I have the world's first unofficial doctorate in debt. And yet, as I read through my considerable oeuvre recently, I was struck by an obvious omission.
I hardly ever mention the one skill I found myself dwelling upon almost constantly as my husband and I paid down our credit card debt. It's the secret ingredient that is as important as, perhaps even more important than, finding the money: persistence.
The science of debt
It's not an illusion -- or a sign of your own personal failure -- that debt is so sticky. Once you're in debt, researchers have found, you're much more likely to stay in debt for a long period.Researchers at the National Opinion Research Center at the University of Chicago analyzed the persistence of debt in 6,000 adults born between 1957 and 1984. Data come from the National Longitudinal Surveys of Youth.
Those who were in debt at point A (say, age 33) were likely to still be in debt five and 10 years later, and their debts were likely to have increased. By contrast, those who had no debt when they were first surveyed were less likely to have accumulated any debt in five to 10 years.
Among those surveyed between age 20 and 25, the people in debt at age 20 were carrying an average of about $10,900; five years later, their average debt had quadrupled to $43,700.

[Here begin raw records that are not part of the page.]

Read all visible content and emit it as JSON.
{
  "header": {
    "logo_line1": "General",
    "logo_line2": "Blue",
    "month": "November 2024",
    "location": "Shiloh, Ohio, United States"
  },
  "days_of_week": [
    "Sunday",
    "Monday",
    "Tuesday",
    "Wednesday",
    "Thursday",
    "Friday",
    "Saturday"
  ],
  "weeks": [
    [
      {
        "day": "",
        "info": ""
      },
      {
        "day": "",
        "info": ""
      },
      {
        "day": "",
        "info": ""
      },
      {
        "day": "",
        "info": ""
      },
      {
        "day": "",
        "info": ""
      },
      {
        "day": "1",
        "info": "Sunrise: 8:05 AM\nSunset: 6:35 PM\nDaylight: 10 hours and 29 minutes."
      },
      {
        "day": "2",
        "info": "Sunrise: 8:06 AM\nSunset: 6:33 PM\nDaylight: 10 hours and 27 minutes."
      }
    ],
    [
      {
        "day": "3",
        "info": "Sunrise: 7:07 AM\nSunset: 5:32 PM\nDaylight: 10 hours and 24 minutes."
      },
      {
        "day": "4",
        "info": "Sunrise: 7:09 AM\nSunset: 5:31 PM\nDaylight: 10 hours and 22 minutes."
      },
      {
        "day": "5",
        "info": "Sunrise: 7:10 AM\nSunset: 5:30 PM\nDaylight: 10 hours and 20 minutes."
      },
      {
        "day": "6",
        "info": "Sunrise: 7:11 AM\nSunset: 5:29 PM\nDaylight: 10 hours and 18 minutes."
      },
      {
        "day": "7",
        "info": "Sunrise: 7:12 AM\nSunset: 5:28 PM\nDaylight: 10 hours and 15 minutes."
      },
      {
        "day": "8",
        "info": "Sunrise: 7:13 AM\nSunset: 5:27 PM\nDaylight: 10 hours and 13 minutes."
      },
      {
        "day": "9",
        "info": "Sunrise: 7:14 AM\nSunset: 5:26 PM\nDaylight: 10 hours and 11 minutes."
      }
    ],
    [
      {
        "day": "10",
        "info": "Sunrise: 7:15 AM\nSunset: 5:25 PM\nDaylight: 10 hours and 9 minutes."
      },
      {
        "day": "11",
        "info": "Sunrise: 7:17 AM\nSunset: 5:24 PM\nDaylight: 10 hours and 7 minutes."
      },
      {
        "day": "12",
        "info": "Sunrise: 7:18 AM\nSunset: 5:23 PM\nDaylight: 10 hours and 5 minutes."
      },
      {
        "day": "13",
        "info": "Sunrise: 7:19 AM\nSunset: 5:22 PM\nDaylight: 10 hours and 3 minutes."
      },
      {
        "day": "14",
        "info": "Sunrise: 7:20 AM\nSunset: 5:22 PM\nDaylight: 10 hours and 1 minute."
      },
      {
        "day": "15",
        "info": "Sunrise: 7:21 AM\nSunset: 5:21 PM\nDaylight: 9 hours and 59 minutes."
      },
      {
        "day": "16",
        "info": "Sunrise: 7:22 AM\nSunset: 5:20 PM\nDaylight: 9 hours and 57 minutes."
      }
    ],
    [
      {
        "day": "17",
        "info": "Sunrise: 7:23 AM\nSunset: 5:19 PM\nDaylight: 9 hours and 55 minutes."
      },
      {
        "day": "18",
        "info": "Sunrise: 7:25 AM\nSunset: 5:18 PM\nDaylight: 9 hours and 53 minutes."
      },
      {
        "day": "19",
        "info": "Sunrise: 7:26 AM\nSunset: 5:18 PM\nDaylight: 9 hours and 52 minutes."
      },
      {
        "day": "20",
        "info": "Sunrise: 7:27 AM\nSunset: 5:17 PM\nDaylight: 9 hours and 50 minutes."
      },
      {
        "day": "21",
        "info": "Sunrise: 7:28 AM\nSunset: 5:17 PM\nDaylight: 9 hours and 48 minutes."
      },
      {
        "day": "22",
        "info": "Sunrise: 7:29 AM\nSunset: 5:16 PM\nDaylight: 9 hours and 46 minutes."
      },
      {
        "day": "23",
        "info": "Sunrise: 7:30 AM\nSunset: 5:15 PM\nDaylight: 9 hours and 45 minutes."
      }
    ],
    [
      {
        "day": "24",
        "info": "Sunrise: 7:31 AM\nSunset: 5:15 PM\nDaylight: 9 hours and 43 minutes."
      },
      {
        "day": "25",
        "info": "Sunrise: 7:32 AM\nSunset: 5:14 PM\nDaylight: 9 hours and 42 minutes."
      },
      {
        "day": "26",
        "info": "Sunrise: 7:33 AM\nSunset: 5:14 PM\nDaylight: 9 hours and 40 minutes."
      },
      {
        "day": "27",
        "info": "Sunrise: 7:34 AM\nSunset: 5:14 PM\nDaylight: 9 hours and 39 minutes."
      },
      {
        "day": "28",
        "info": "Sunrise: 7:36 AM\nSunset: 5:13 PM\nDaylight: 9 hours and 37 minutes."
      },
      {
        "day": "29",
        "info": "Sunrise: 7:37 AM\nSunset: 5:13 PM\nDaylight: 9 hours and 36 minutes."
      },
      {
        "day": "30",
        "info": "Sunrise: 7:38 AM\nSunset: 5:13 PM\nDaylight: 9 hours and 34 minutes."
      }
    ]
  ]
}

In other words, there's no question that debt tends to persist, and you have to cultivate an extraordinary persistence of your own to deal with it.
Change is a process
Being in debt, by definition, means you've been living beyond your means. We all know that.On the surface, the remedy also seems obvious: Spend less than what you earn, and you'll get out of debt.
What people overlook when they make their get-out-of-debt plans, however, is how very difficult this first step is.